5. It was common ground that the claim was already time-barred in Korea and
that was the only viable defence of the Owners. As the Owners were not willing
to waive the time bar defence in the contractual forum, namely Korea, the
claim could not realistically be determined there. In addition, the Owners
were not prepared to transfer the security obtained in Singapore to cover the
proceedings in Korea.
6. The Judge did not think it crucial that Uni-Fruitveg had not issued a
protective writ in Korea. If Uni-Fruitveg could not or did not explain why no
protective writ had been issued, they could still rely on other factors to
show strong cause. Besides, the Owners or their mangers, Hyundai Merchant
Marine Co Ltd, had ignored letters of claim from Uni-Fruitveg and their
solicitors, thus triggering the proceedings in Singapore. The Court rejected
the Owners’ contention that they were not under a duty to reply and stated
that if the Owners had an answer to the claim put forward in correspondence,
they should have replied accordingly.
7. The Judge also rejected the Owners’ submission that since the governing
law was Korean law, Korean courts would be best placed to adjudicate the
claim. As there was no evidence before her that Korean law was different from
Singapore law as to the construction of the bill of lading contract, the judge
assumed it to be the same.
8. A single circumstance may not itself be sufficient to justify refusing a
stay. However, taken together, the circumstances may be found to be
sufficiently exceptional. The small size of this claim in the sum of
US$8,396.92 - when considered in isolation and individually - would not of
itself amount to sufficient cause. However, the judge accorded weight to the
small size of the claim after having already been satisfied that strong cause
had been shown by other factors.
9. Taking into account all the circumstances, the Judge found that the overall
justice of the case fell on the side of Uni-Fruitveg and that there would be
no corresponding prejudice to the Owners if the case remained in Singapore.
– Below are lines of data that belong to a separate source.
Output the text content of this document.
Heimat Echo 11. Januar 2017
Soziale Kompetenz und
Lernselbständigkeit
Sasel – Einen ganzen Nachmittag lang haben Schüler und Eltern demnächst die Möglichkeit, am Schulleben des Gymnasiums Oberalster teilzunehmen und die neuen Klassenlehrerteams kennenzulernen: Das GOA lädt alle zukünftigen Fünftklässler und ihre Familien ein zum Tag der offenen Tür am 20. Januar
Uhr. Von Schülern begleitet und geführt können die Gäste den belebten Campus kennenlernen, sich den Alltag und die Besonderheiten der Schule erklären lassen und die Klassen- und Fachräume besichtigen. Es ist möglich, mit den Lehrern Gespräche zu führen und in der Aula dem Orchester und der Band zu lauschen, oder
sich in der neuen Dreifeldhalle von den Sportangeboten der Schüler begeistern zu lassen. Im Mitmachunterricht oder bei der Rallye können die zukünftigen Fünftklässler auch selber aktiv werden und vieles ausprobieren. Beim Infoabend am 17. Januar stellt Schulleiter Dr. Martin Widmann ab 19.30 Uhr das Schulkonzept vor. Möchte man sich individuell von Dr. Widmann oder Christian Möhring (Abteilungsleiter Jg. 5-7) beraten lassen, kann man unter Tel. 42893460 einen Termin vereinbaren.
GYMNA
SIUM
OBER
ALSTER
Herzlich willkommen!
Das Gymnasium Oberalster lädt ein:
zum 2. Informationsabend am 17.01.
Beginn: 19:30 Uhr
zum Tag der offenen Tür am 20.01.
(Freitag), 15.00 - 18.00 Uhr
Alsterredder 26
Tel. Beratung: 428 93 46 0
She accordingly refused to stay the proceedings in favour of Korea.
Hyundai Merchant Marine Co Ltd, the managers of the vessel
"HYUNDAI FORTUNE", were named in the bill of lading as carriers. The
Owners were the performing carriers and were as such, not parties to the bill of
lading. This issue was not raised and the parties proceeded on the basis that
they were bound by the terms of the bill of lading.
The defendants owners have filed an appeal.